The use of metallocene compositions in olefin polymerization is well known. Metallocenes containing substituted, bridged indenyl derivatives are noted for their ability to produce isotactic propylene polymers having high isotacticity and narrow molecular weight distribution. Considerable effort has been made toward obtaining metallocene produced propylene polymers having ever-higher molecular weight and melting point and, thus, ever better strength (impact) properties, while maintaining suitable catalyst activity.
Toward this end researchers have found that there is a direct relationship between the way in which a metallocene is substituted and the molecular structure of the resulting polymer. For the substituted, bridged indenyl type metallocenes, it is now well established that the type and arrangement of substituents on the indenyl groups, as well as the type of bridge connecting the indenyl groups, determines such polymer attributes as molecular weight and melting point.
For example, U.S. Pat. Nos. 5,840,644 and 5,770,753, incorporated herein by reference in their entireties, describe certain metallocenes containing aryl-substituted indenyl derivatives as ligands, which are said to provide propylene polymers having high isotacticity, narrow molecular weight distribution and very high molecular weight.
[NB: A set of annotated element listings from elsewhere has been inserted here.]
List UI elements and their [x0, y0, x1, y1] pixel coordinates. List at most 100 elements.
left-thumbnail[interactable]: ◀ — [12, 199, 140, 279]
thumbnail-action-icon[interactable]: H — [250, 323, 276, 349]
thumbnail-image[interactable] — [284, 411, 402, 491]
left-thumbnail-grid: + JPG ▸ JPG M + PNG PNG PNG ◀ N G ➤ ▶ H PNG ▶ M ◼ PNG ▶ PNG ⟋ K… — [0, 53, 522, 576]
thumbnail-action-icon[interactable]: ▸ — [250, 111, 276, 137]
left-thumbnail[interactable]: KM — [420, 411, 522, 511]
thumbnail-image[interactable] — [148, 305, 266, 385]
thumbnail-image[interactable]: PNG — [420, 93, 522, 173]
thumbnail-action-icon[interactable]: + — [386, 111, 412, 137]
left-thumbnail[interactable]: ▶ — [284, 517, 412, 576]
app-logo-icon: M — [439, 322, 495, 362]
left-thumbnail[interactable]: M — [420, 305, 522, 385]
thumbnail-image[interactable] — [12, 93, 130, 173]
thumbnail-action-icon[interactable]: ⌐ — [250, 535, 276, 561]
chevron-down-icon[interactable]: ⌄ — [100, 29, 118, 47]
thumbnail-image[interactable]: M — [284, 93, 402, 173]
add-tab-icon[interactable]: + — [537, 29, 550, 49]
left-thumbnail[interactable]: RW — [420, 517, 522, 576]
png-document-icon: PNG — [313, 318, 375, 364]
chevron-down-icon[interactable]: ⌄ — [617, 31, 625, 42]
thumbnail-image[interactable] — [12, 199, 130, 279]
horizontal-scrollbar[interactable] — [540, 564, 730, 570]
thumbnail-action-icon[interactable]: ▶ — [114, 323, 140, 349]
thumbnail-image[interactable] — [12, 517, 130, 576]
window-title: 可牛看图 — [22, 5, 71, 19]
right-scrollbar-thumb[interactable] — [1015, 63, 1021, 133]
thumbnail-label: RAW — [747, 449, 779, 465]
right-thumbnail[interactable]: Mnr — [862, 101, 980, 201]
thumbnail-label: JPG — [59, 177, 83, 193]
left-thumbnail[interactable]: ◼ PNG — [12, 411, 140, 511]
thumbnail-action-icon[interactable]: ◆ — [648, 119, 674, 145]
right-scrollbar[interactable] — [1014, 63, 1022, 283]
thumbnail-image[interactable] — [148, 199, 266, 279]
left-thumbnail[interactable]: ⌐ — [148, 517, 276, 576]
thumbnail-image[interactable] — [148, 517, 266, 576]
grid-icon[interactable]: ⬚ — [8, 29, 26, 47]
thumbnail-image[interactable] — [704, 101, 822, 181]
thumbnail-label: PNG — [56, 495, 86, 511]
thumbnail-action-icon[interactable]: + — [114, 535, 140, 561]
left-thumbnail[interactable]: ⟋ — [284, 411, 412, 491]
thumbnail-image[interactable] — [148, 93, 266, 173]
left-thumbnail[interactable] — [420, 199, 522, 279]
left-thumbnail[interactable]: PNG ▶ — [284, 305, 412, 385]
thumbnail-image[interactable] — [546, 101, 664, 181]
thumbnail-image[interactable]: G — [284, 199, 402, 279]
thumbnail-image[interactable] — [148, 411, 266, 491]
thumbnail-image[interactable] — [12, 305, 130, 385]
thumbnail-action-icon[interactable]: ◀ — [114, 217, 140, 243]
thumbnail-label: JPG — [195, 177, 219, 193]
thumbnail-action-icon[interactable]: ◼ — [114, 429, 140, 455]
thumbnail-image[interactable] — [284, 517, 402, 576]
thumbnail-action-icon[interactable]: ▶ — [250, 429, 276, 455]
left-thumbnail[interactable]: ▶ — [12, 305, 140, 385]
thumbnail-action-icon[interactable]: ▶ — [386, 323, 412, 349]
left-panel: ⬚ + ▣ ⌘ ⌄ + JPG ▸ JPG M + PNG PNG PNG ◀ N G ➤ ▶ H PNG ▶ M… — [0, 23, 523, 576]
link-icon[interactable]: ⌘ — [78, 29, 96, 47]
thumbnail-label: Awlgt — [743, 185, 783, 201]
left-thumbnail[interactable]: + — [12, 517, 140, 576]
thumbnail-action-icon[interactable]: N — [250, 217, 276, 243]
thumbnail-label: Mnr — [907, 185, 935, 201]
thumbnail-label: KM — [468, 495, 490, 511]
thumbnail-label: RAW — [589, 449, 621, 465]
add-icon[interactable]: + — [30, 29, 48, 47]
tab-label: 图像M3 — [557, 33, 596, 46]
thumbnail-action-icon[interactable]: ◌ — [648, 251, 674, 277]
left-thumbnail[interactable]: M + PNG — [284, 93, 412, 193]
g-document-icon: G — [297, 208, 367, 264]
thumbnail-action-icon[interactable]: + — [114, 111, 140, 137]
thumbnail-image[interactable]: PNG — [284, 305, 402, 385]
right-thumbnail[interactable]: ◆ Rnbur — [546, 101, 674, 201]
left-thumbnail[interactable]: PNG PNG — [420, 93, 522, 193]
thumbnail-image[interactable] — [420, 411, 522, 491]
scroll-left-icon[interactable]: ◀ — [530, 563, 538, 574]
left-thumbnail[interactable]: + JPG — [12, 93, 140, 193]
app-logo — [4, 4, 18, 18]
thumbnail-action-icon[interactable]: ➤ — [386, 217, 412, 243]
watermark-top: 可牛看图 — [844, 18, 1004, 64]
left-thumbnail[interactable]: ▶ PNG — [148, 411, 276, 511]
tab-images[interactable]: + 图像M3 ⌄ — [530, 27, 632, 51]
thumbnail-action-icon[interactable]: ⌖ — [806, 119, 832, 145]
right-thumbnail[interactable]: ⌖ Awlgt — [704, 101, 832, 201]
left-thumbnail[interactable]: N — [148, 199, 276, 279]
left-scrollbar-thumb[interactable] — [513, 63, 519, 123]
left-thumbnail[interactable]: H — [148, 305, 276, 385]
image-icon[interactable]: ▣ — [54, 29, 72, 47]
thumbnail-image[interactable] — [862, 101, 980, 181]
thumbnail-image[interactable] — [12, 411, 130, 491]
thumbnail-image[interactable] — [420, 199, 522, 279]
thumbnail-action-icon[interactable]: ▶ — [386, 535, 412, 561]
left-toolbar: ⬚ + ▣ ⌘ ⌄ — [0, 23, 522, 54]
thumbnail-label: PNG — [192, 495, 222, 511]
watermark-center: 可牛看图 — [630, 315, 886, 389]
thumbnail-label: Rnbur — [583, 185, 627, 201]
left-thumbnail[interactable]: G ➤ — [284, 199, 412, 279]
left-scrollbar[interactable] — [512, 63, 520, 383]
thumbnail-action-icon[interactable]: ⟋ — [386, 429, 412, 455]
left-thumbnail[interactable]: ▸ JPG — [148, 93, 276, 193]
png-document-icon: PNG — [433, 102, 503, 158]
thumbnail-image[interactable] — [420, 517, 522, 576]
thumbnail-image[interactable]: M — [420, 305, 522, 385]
Likewise, U.S. Pat. No. 5,936,053, incorporated herein by reference in its entirety, describes certain metallocene compounds said to be useful for producing high molecular weight propylene polymers. These metallocenes have a specific hydrocarbon substituent at the 2 position and an unsubstituted aryl substituent at the 4 position on each indenyl group of the metallocene compound.
WO 98/40419 and WO 99/42497 both describe certain supported catalyst systems for producing propylene polymers having high melting point. Metallocene compositions and their activators are often combined with a support material in order to obtain a catalyst system that is less likely to cause reactor fouling. However, it is known that supported metallocene catalyst systems tend to result in a polymer having lower melting point than would otherwise be obtained if the metallocene were not supported.
Much of the current research in this area has been directed toward using metallocene catalyst systems under commercially relevant process conditions, to obtain propylene polymers having melting points higher than known metallocene catalyst systems and close to, or as high as, propylene polymers obtained using conventional, Ziegler-Natta catalyst systems. The present inventors have discovered metallocene compounds that not only have this capability, but retain it upon supportation.
Additionally, it would be desirable to have available metallocenes which not only afford propylene homopolymers having high melting points of (i.e., high stereotacticity), but also elastomeric copolymers having the high molecular weights required for the production of, e.g., impact copolymers, thereby making possible the production of satisfactory in situ blends of, e.g., propylene homopolymer and ethylene-propylene rubbers (EPR's) with a single catalyst composition in a single reactor or in a series of two or more reactors. The present inventors have found metallocene compounds which in combination with a cocatalyst (activator) make both propylene homopolymers having high melting points and elastomeric copolymers that are suitable for the production of impact copolymers in combination with these propylene homopolymers.